BLBG:Stocks, Oil Fall As Bernanke Damps Stimulus Speculation
Stocks fell, the euro declined and oil headed for the longest weekly losing streak in 13 years after Federal Reserve Chairman Ben S. Bernanke damped expectations for monetary stimulus and German exports dropped. U.S. Treasuries and the yen rallied.
The MSCI All-Country World Index (MXWD) dropped 0.8 percent at 9:55 a.m. in London, paring its weekly gain to 2.3 percent. Standard & Poor’s 500 Index futures lost 0.6 percent. The euro weakened 0.8 percent to $1.2466 after Spain’s credit ranking was cut three steps by Fitch Ratings. The yen strengthened against all 16 of its most-traded peers. Oil slumped 3.1 percent and the S&P GSCI gauge of 24 commodities slipped 2.2 percent.
Global stocks rallied this week as speculation mounted that policy makers would act to spur growth. Bernanke said the Fed will need to assess conditions before deciding if more measures are required to stoke an economy threatened by Europe’s debt crisis and U.S. budget cuts. German exports dropped in April for the first time this year, while Fitch downgraded Spain’s debt to within two steps of junk.

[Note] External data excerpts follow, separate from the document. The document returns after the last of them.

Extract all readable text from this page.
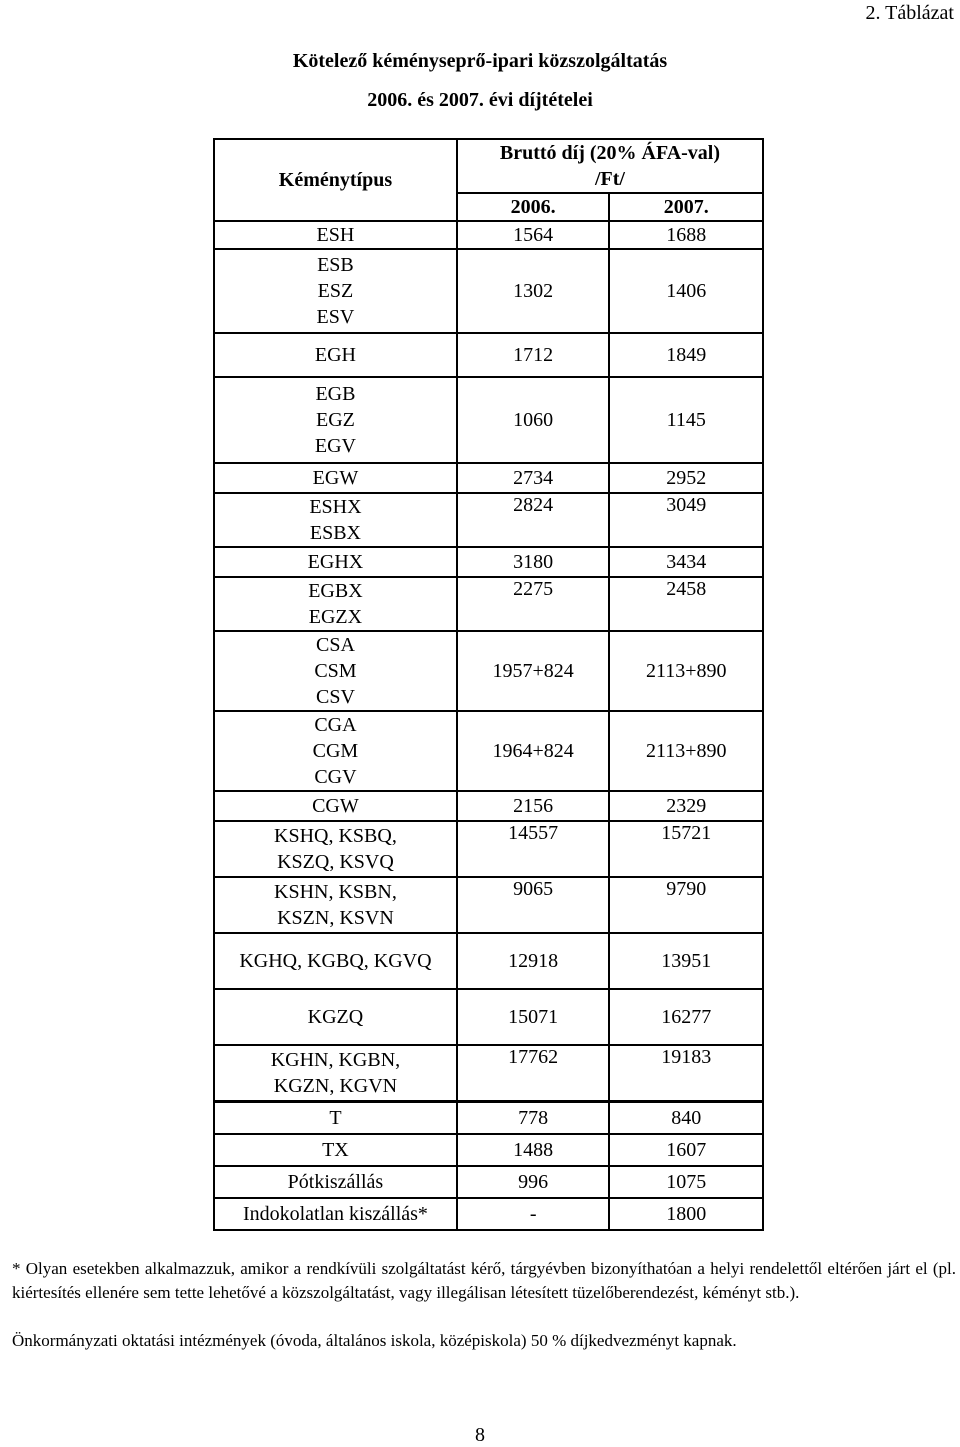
2. Táblázat
Kötelező kéményseprő-ipari közszolgáltatás
2006. és 2007. évi díjtételei
Kéménytípus	Bruttó díj (20% ÁFA-val)
/Ft/	

	2006.	2007.

ESH	1564	1688

ESB
ESZ
ESV	1302	1406

EGH	1712	1849

EGB
EGZ
EGV	1060	1145

EGW	2734	2952

ESHX
ESBX	2824	3049

EGHX	3180	3434

EGBX
EGZX	2275	2458

CSA
CSM
CSV	1957+824	2113+890

CGA
CGM
CGV	1964+824	2113+890

CGW	2156	2329

KSHQ, KSBQ,
KSZQ, KSVQ	14557	15721

KSHN, KSBN,
KSZN, KSVN	9065	9790

KGHQ, KGBQ, KGVQ	12918	13951

KGZQ	15071	16277

KGHN, KGBN,
KGZN, KGVN	17762	19183
T	778	840
TX	1488	1607
Pótkiszállás	996	1075
Indokolatlan kiszállás*	-	1800
* Olyan esetekben alkalmazzuk, amikor a rendkívüli szolgáltatást kérő, tárgyévben bizonyíthatóan a helyi rendelettől eltérően járt el (pl. kiértesítés ellenére sem tette lehetővé a közszolgáltatást, vagy illegálisan létesített tüzelőberendezést, kéményt stb.).
Önkormányzati oktatási intézmények (óvoda, általános iskola, középiskola) 50 % díjkedvezményt kapnak.
8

“The key issue really is around European sovereign debt and having some permanent resolution,” said Donald Williams, chief investment officer at Platypus Asset Management Ltd. that manages about $1 billion. “Even though China’s rate cut was unexpected, people are selling because it confirms in their minds that the growth outlook is problematic.”
Bob Diamond’s Goal
The Stoxx Europe 600 Index sank 1.4 percent, with 10 shares falling for every one that rose. A gauge of mining companies slumped 3.1 percent as BHP Billiton Ltd., the world’s biggest mining company, slid 3.6 percent and Rio Tinto Group retreated 4.3 percent.

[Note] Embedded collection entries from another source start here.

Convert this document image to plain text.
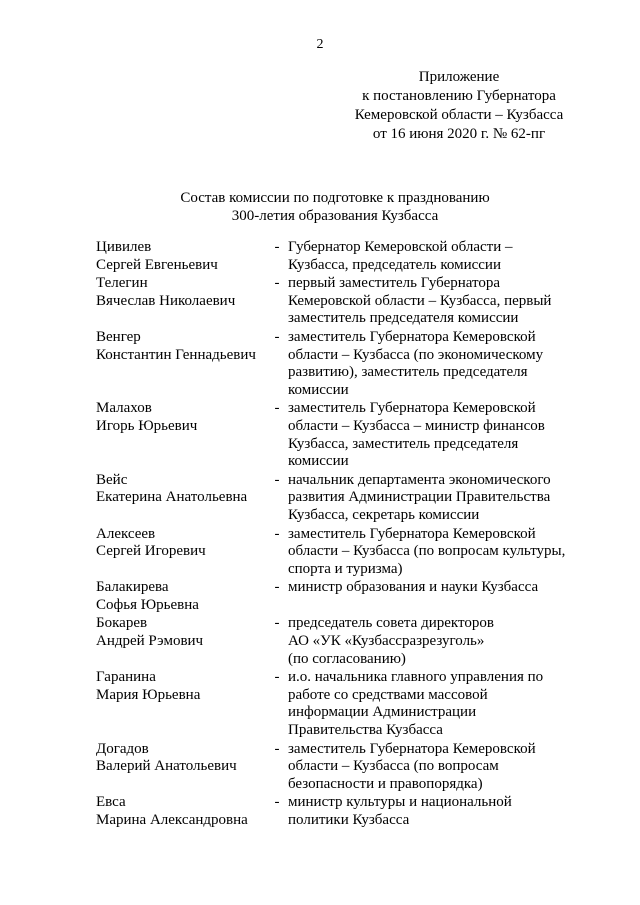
2
Приложение
к постановлению Губернатора
Кемеровской области – Кузбасса
от 16 июня 2020 г. № 62-пг
Состав комиссии по подготовке к празднованию
300-летия образования Кузбасса
Цивилев
Сергей Евгеньевич
- Губернатор Кемеровской области –
Кузбасса, председатель комиссии
Телегин
Вячеслав Николаевич
- первый заместитель Губернатора
Кемеровской области – Кузбасса, первый
заместитель председателя комиссии
Венгер
Константин Геннадьевич
- заместитель Губернатора Кемеровской
области – Кузбасса (по экономическому
развитию), заместитель председателя
комиссии
Малахов
Игорь Юрьевич
- заместитель Губернатора Кемеровской
области – Кузбасса – министр финансов
Кузбасса, заместитель председателя
комиссии
Вейс
Екатерина Анатольевна
- начальник департамента экономического
развития Администрации Правительства
Кузбасса, секретарь комиссии
Алексеев
Сергей Игоревич
- заместитель Губернатора Кемеровской
области – Кузбасса (по вопросам культуры,
спорта и туризма)
Балакирева
Софья Юрьевна
- министр образования и науки Кузбасса
Бокарев
Андрей Рэмович
- председатель совета директоров
АО «УК «Кузбассразрезуголь»
(по согласованию)
Гаранина
Мария Юрьевна
- и.о. начальника главного управления по
работе со средствами массовой
информации Администрации
Правительства Кузбасса
Догадов
Валерий Анатольевич
- заместитель Губернатора Кемеровской
области – Кузбасса (по вопросам
безопасности и правопорядка)
Евса
Марина Александровна
- министр культуры и национальной
политики Кузбасса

Banco Santander SA, Spain’s largest lender, declined 2.3 percent after the sovereign-debt rating downgrade. Barclays Plc decreased 4 percent as the Financial Times reported that Chief Executive Officer Bob Diamond has postponed his goal of reaching a 13 percent return on equity by 2013. The newspaper cited unidentified people close to the bank. Lamprell Plc, an oil and gas rig engineer, slumped 32 percent after cutting its profit outlook for the second time in a month.
The decline in U.S. futures indicated the S&P 500 will pare its biggest weekly rally this year. Bank of America Corp., the second-largest U.S. lender by assets, retreated 1.2 percent in German trading.
Dollar Jumps
The euro, which declined 1.1 percent versus the yen, was set for its first weekly gain against the dollar in six. The Dollar Index, which tracks the U.S. currency against those of six trading partners, jumped 0.5 percent.
The cost of insuring against losses on Germany’s sovereign debt rose for a sixth day with credit-default swaps linked to bunds adding one basis point to 106 basis points, the highest since Jan. 10. The yield on its sovereign 10-year bund dropped six basis points to 1.32 percent, paring the rate’s first weekly advance in 12. The Spanish 10-year bond yield rose five basis points and swaps on government debt snapped a two-day rally, rising 11.5 basis points to 583.5.
The yield on the 10-year U.S. Treasury note dropped five basis points to 1.59 percent, with the U.S. 30-year yield sliding six basis points.
The drop this week in New York oil to $82.21 a barrel is the longest losing streak since December 1998. The GSCI’s weekly decline is the longest since March 2001. Copper tumbled 2.7 percent.
The MSCI Emerging Markets Index slumped 1.1 percent, paring its first weekly gain since March. The Hang Seng China Enterprises Index of mainland stocks slipped 1.4 percent before data tomorrow on China’s inflation, industrial output and investment. Benchmark gauges in Russia, Poland, Hungary, the Czech Republic and Taiwan declined more than 1 percent.